GenerateCrl(1, 1234, -3600, 36000);
SaveCrlAsPem("crl.pem"); 

should result in a CRL having said extension. But it does only contain the authority key identifier extension. Everything else is fine. Im also adding the certificate extensions in basically the same way and dont't have any issues there.

So how can I get the CRL number attached to my CRL?

Answer 1

You mention that you are able to setup the CRL number extension from OpenSSL command line. You should probably take a look at the source code of the particular command then.

I haven't used CRLs, but I believe you are using the ca command.
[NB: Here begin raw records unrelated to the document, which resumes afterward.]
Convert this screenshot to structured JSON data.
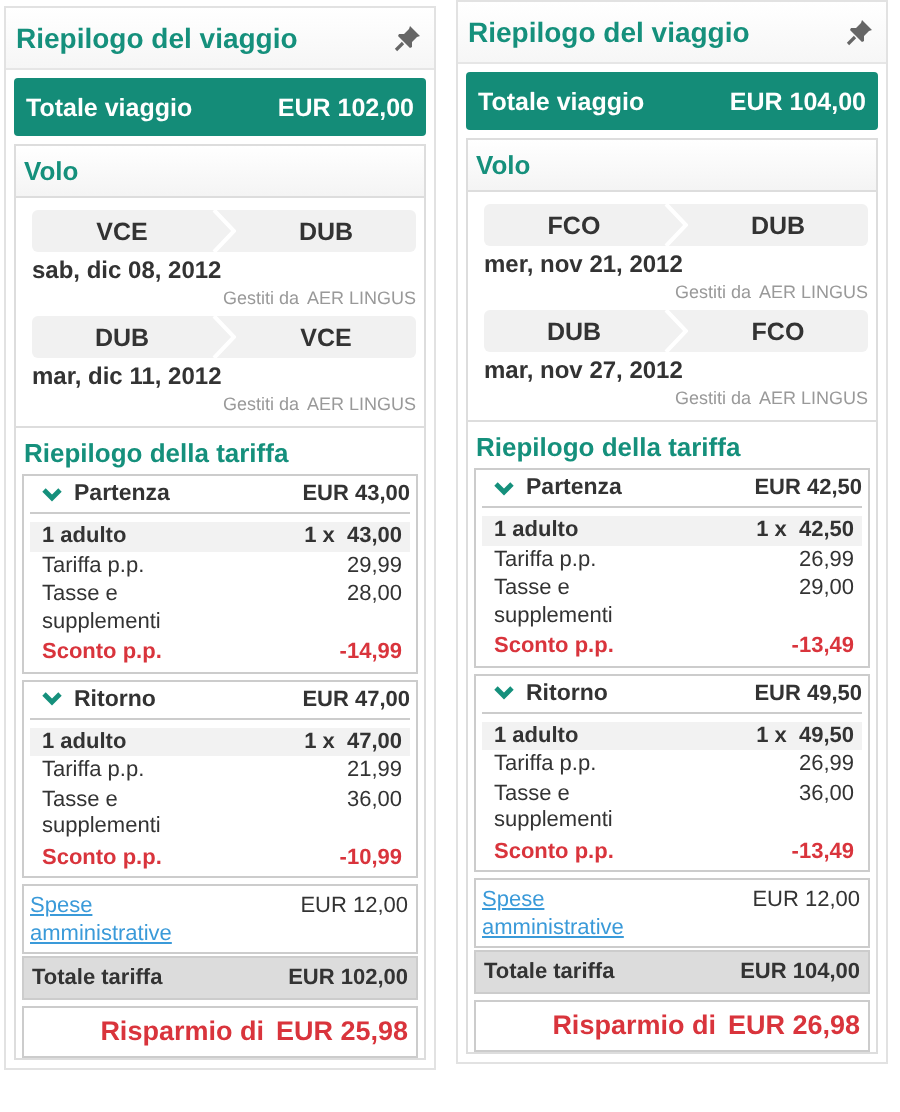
{
  "panels": [
    {
      "title": "Riepilogo del viaggio",
      "total": {
        "label": "Totale viaggio",
        "value": "EUR 102,00"
      },
      "flight_section": "Volo",
      "flights": [
        {
          "from": "VCE",
          "to": "DUB",
          "date": "sab, dic 08, 2012",
          "operated_label": "Gestiti da",
          "airline": "AER LINGUS"
        },
        {
          "from": "DUB",
          "to": "VCE",
          "date": "mar, dic 11, 2012",
          "operated_label": "Gestiti da",
          "airline": "AER LINGUS"
        }
      ],
      "fare_section": "Riepilogo della tariffa",
      "legs": [
        {
          "name": "Partenza",
          "total": "EUR 43,00",
          "expanded": true,
          "passenger": "1 adulto",
          "quantity": "1 x  43,00",
          "fare_label": "Tariffa p.p.",
          "fare": "29,99",
          "taxes_label": "Tasse e supplementi",
          "taxes": "28,00",
          "discount_label": "Sconto p.p.",
          "discount": "-14,99"
        },
        {
          "name": "Ritorno",
          "total": "EUR 47,00",
          "expanded": true,
          "passenger": "1 adulto",
          "quantity": "1 x  47,00",
          "fare_label": "Tariffa p.p.",
          "fare": "21,99",
          "taxes_label": "Tasse e supplementi",
          "taxes": "36,00",
          "discount_label": "Sconto p.p.",
          "discount": "-10,99"
        }
      ],
      "fees": {
        "label": "Spese amministrative",
        "value": "EUR 12,00"
      },
      "fare_total": {
        "label": "Totale tariffa",
        "value": "EUR 102,00"
      },
      "savings": {
        "label": "Risparmio di",
        "value": "EUR 25,98"
      }
    },
    {
      "title": "Riepilogo del viaggio",
      "total": {
        "label": "Totale viaggio",
        "value": "EUR 104,00"
      },
      "flight_section": "Volo",
      "flights": [
        {
          "from": "FCO",
          "to": "DUB",
          "date": "mer, nov 21, 2012",
          "operated_label": "Gestiti da",
          "airline": "AER LINGUS"
        },
        {
          "from": "DUB",
          "to": "FCO",
          "date": "mar, nov 27, 2012",
          "operated_label": "Gestiti da",
          "airline": "AER LINGUS"
        }
      ],
      "fare_section": "Riepilogo della tariffa",
      "legs": [
        {
          "name": "Partenza",
          "total": "EUR 42,50",
          "expanded": true,
          "passenger": "1 adulto",
          "quantity": "1 x  42,50",
          "fare_label": "Tariffa p.p.",
          "fare": "26,99",
          "taxes_label": "Tasse e supplementi",
          "taxes": "29,00",
          "discount_label": "Sconto p.p.",
          "discount": "-13,49"
        },
        {
          "name": "Ritorno",
          "total": "EUR 49,50",
          "expanded": true,
          "passenger": "1 adulto",
          "quantity": "1 x  49,50",
          "fare_label": "Tariffa p.p.",
          "fare": "26,99",
          "taxes_label": "Tasse e supplementi",
          "taxes": "36,00",
          "discount_label": "Sconto p.p.",
          "discount": "-13,49"
        }
      ],
      "fees": {
        "label": "Spese amministrative",
        "value": "EUR 12,00"
      },
      "fare_total": {
        "label": "Totale tariffa",
        "value": "EUR 104,00"
      },
      "savings": {
        "label": "Risparmio di",
        "value": "EUR 26,98"
      }
    }
  ]
}
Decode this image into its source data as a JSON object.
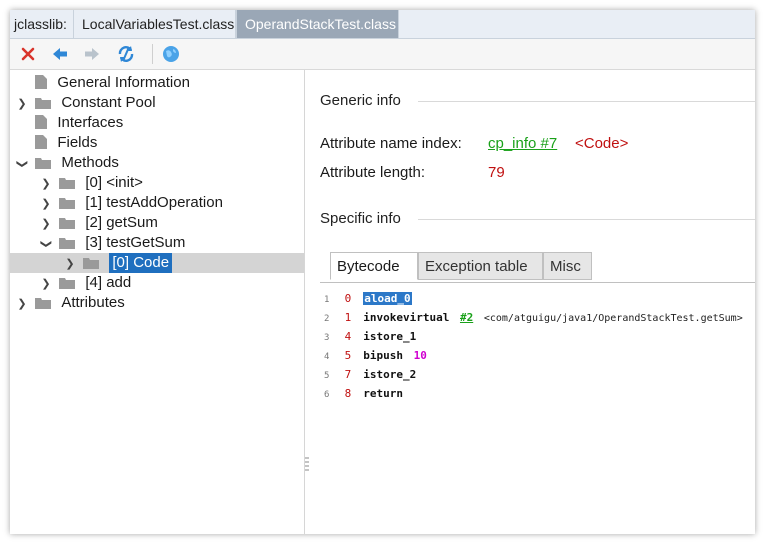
{
  "tabbar": {
    "prefix": "jclasslib:",
    "tabs": [
      {
        "label": "LocalVariablesTest.class"
      },
      {
        "label": "OperandStackTest.class"
      }
    ]
  },
  "toolbar": {
    "buttons": [
      "close-icon",
      "back-icon",
      "forward-icon",
      "refresh-icon",
      "web-icon"
    ]
  },
  "tree": {
    "items": [
      {
        "label": "General Information"
      },
      {
        "label": "Constant Pool"
      },
      {
        "label": "Interfaces"
      },
      {
        "label": "Fields"
      },
      {
        "label": "Methods"
      },
      {
        "label": "[0] <init>"
      },
      {
        "label": "[1] testAddOperation"
      },
      {
        "label": "[2] getSum"
      },
      {
        "label": "[3] testGetSum"
      },
      {
        "label": "[0] Code"
      },
      {
        "label": "[4] add"
      },
      {
        "label": "Attributes"
      }
    ]
  },
  "generic": {
    "title": "Generic info",
    "name_index_label": "Attribute name index:",
    "name_index_link": "cp_info #7",
    "name_index_value": "<Code>",
    "length_label": "Attribute length:",
    "length_value": "79"
  },
  "specific": {
    "title": "Specific info",
    "tabs": [
      "Bytecode",
      "Exception table",
      "Misc"
    ]
  },
  "bytecode": [
    {
      "line": "1",
      "offset": "0",
      "op": "aload_0"
    },
    {
      "line": "2",
      "offset": "1",
      "op": "invokevirtual",
      "ref": "#2",
      "comment": "<com/atguigu/java1/OperandStackTest.getSum>"
    },
    {
      "line": "3",
      "offset": "4",
      "op": "istore_1"
    },
    {
      "line": "4",
      "offset": "5",
      "op": "bipush",
      "arg": "10"
    },
    {
      "line": "5",
      "offset": "7",
      "op": "istore_2"
    },
    {
      "line": "6",
      "offset": "8",
      "op": "return"
    }
  ]
}
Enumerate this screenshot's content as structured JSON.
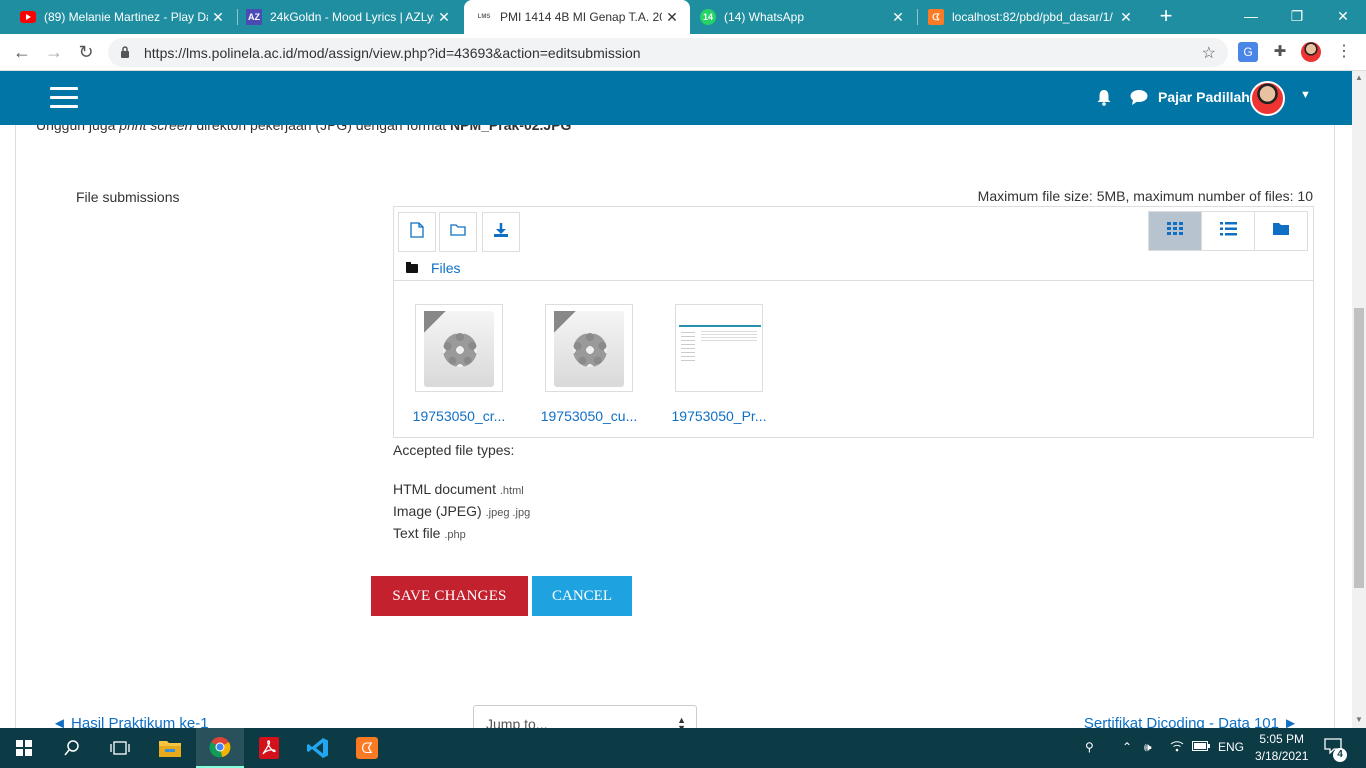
{
  "browser": {
    "tabs": [
      {
        "title": "(89) Melanie Martinez - Play Da",
        "icon": "youtube-icon",
        "color": "#ff0000"
      },
      {
        "title": "24kGoldn - Mood Lyrics | AZLyri",
        "icon": "azlyrics-icon",
        "color": "#4b4bb5",
        "badge": "AZ"
      },
      {
        "title": "PMI 1414 4B MI Genap T.A. 202",
        "icon": "lms-icon",
        "active": true,
        "badge": "LMS"
      },
      {
        "title": "(14) WhatsApp",
        "icon": "whatsapp-icon",
        "color": "#25d366",
        "badge": "14"
      },
      {
        "title": "localhost:82/pbd/pbd_dasar/1/",
        "icon": "xampp-icon",
        "color": "#fb7a24"
      }
    ],
    "url": "https://lms.polinela.ac.id/mod/assign/view.php?id=43693&action=editsubmission"
  },
  "moodle": {
    "username": "Pajar Padillah"
  },
  "page": {
    "instruction_prefix": "Unggun juga",
    "instruction_em": "print screen",
    "instruction_mid": "direktori pekerjaan (JPG) dengan format",
    "instruction_bold": "NPM_Prak-02.JPG",
    "file_submissions_label": "File submissions",
    "max_size_text": "Maximum file size: 5MB, maximum number of files: 10",
    "files_path_label": "Files",
    "files": [
      {
        "name": "19753050_cr...",
        "type": "generic"
      },
      {
        "name": "19753050_cu...",
        "type": "generic"
      },
      {
        "name": "19753050_Pr...",
        "type": "screenshot"
      }
    ],
    "accepted_title": "Accepted file types:",
    "accepted_types": [
      {
        "label": "HTML document",
        "ext": ".html"
      },
      {
        "label": "Image (JPEG)",
        "ext": ".jpeg .jpg"
      },
      {
        "label": "Text file",
        "ext": ".php"
      }
    ],
    "save_label": "SAVE CHANGES",
    "cancel_label": "CANCEL",
    "prev_link": "◄ Hasil Praktikum ke-1",
    "jump_placeholder": "Jump to...",
    "next_link": "Sertifikat Dicoding - Data 101 ►"
  },
  "taskbar": {
    "language": "ENG",
    "time": "5:05 PM",
    "date": "3/18/2021",
    "notification_count": "4"
  },
  "colors": {
    "tabbar": "#1f8ea0",
    "moodle_header": "#0075a6",
    "save_button": "#c4212f",
    "cancel_button": "#1fa3e0",
    "link": "#0f6fc5",
    "taskbar": "#0c3a45"
  }
}
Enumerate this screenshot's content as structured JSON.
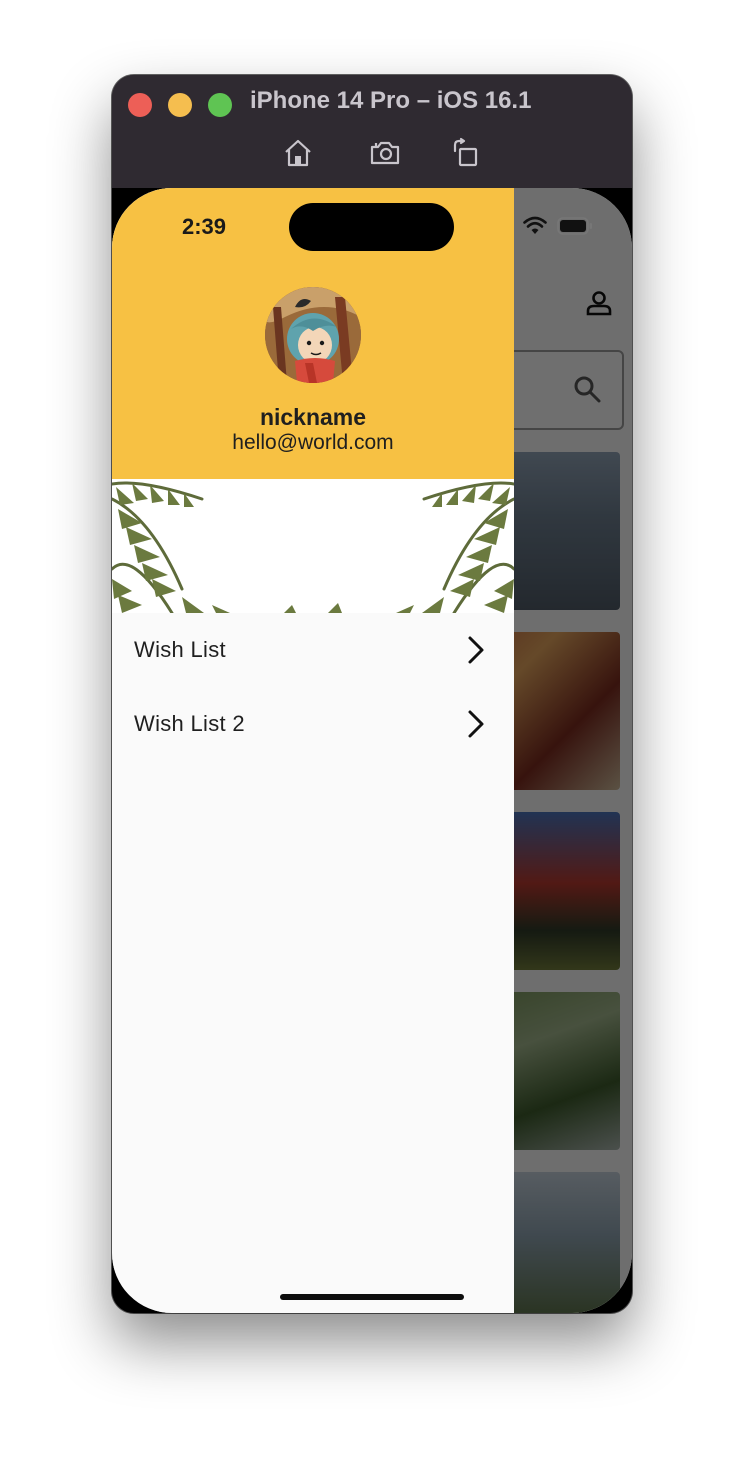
{
  "window": {
    "title": "iPhone 14 Pro – iOS 16.1",
    "toolbar": {
      "home_icon": "home-icon",
      "screenshot_icon": "camera-icon",
      "rotate_icon": "rotate-icon"
    }
  },
  "status_bar": {
    "time": "2:39"
  },
  "drawer": {
    "profile": {
      "nickname": "nickname",
      "email": "hello@world.com"
    },
    "items": [
      {
        "label": "Wish List"
      },
      {
        "label": "Wish List 2"
      }
    ]
  },
  "colors": {
    "header": "#f7c143",
    "drawer_bg": "#fafafa",
    "window_bg": "#2f2a31"
  }
}
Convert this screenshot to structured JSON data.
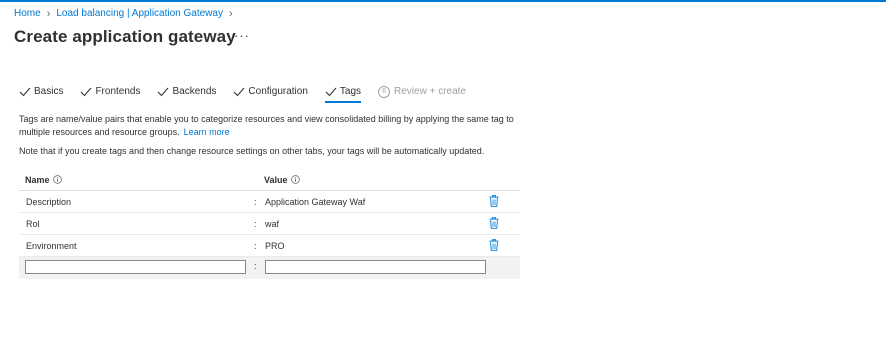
{
  "breadcrumb": {
    "items": [
      "Home",
      "Load balancing | Application Gateway"
    ]
  },
  "page": {
    "title": "Create application gateway",
    "more": "···"
  },
  "tabs": [
    {
      "label": "Basics",
      "state": "done"
    },
    {
      "label": "Frontends",
      "state": "done"
    },
    {
      "label": "Backends",
      "state": "done"
    },
    {
      "label": "Configuration",
      "state": "done"
    },
    {
      "label": "Tags",
      "state": "active"
    },
    {
      "label": "Review + create",
      "state": "disabled",
      "step": "6"
    }
  ],
  "description": {
    "text": "Tags are name/value pairs that enable you to categorize resources and view consolidated billing by applying the same tag to multiple resources and resource groups.",
    "link": "Learn more"
  },
  "note": "Note that if you create tags and then change resource settings on other tabs, your tags will be automatically updated.",
  "table": {
    "headers": {
      "name": "Name",
      "value": "Value"
    },
    "separator": ":",
    "rows": [
      {
        "name": "Description",
        "value": "Application Gateway Waf"
      },
      {
        "name": "Rol",
        "value": "waf"
      },
      {
        "name": "Environment",
        "value": "PRO"
      }
    ],
    "new_row": {
      "name": "",
      "value": ""
    }
  },
  "colors": {
    "accent": "#0078d4",
    "delete_icon": "#0078d4",
    "disabled": "#a19f9d"
  }
}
Looking for NID_crl_number in its source at apps/ca.c (from OpenSSL 1.1.1g) shows the following code:

/* Add any extensions asked for */

if (crl_ext != NULL || crlnumberfile != NULL) {
    X509V3_CTX crlctx;
    X509V3_set_ctx(&crlctx, x509, NULL, NULL, crl, 0);
    X509V3_set_nconf(&crlctx, conf);

    if (crl_ext != NULL)
        if (!X509V3_EXT_CRL_add_nconf(conf, &crlctx, crl_ext, crl))
            goto end;
    if (crlnumberfile != NULL) {
        tmpser = BN_to_ASN1_INTEGER(crlnumber, NULL);
        if (!tmpser)
            goto end;
        X509_CRL_add1_ext_i2d(crl, NID_crl_number, tmpser, 0, 0);
        ASN1_INTEGER_free(tmpser);
        crl_v2 = 1;
        if (!BN_add_word(crlnumber, 1))
            goto end;
    }
}

So, it seems you can use X509V3_EXT_CRL_add_nconf or X509_CRL_add1_ext_i2d for the purpose. Please refer the apps/ca.c of the OpenSSL version that you are using.

Another solution: Maybe not the best approach, but you can probably launch the same OpenSSL commands as processes from code and process their output if it's acceptable.